Van Prooijen, J.-W. (2018). The moral punishment instinct. New York, NY: Oxford University Press
Overview of Contents:
Punishment of offenders is one of the most universal features of human behavior. Across time and cultures it has been common for people to punish offenders, and one can easily find examples of punishment among ancient hunter-gatherers, in holy scriptures, in popular culture, and in contemporary courts of law. Punishment is not restricted to criminal offenders, but emerges within all spheres of our social life, including corporations, public institutions, traffic, sports matches, schools, parenting, and more. Punishment strongly influences what we think, how we feel, and what we do.
The Moral Punishment Instinct asserts that people possess a hard-wired tendency to aggress against those who violate the norms of their group. We have evolved this instinct because of its power to control behavior by curbing selfishness and free-riding, thereby providing incentives to stimulate the mutual cooperation that ancient hunter-gatherers needed in order to survive in challenging natural environments.

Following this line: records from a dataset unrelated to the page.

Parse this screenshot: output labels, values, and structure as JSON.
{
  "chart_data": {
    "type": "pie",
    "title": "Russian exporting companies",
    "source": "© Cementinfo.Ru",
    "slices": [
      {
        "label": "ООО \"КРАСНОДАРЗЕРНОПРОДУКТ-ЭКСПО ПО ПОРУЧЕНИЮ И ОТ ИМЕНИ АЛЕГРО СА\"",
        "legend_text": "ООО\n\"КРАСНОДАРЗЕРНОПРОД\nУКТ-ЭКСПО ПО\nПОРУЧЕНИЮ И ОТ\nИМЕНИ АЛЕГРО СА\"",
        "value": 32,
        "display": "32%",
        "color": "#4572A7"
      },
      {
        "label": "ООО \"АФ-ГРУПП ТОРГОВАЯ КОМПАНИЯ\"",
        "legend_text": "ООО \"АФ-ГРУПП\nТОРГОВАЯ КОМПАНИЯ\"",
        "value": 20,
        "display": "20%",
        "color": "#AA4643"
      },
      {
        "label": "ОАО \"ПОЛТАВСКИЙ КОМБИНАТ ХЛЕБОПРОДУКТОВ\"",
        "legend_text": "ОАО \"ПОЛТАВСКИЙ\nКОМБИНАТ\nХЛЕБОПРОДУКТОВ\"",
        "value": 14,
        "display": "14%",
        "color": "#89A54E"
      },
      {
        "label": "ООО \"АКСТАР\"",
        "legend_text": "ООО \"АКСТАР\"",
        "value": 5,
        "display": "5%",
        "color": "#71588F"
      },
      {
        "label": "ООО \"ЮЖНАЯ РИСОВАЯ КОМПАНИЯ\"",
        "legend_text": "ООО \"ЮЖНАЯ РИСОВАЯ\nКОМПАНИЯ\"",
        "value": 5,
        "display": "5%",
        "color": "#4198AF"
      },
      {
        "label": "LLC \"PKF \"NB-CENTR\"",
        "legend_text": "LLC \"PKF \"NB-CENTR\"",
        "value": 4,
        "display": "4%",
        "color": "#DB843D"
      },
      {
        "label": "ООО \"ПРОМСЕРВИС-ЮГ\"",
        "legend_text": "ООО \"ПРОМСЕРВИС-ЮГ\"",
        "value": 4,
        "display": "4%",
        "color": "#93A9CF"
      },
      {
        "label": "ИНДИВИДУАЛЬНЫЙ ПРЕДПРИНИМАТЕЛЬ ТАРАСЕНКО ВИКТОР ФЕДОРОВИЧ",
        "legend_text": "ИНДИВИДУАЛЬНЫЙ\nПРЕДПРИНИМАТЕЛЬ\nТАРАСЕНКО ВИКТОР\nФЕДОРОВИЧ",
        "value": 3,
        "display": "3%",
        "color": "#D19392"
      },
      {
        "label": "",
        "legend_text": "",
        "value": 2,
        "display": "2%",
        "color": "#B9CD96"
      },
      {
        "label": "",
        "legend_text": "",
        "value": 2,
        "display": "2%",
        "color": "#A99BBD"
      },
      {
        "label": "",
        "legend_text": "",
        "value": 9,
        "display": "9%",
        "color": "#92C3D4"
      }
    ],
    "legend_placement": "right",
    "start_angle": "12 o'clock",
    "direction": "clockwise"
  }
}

In this book, Jan-Willem van Prooijen methodically describes how punishment originates from moral emotions, stimulates cooperation, and shapes the social life of human beings. Guided by a host of recognizable and relatable examples, this book illuminates how the moral punishment instinct manifests itself among a variety of modern human cultures, children, tribes of hunter-gatherers, and even non-human animals—all while accounting for the role of this instinct in religion, war, racial bias, restorative justice, gossip, torture, and radical terrorism.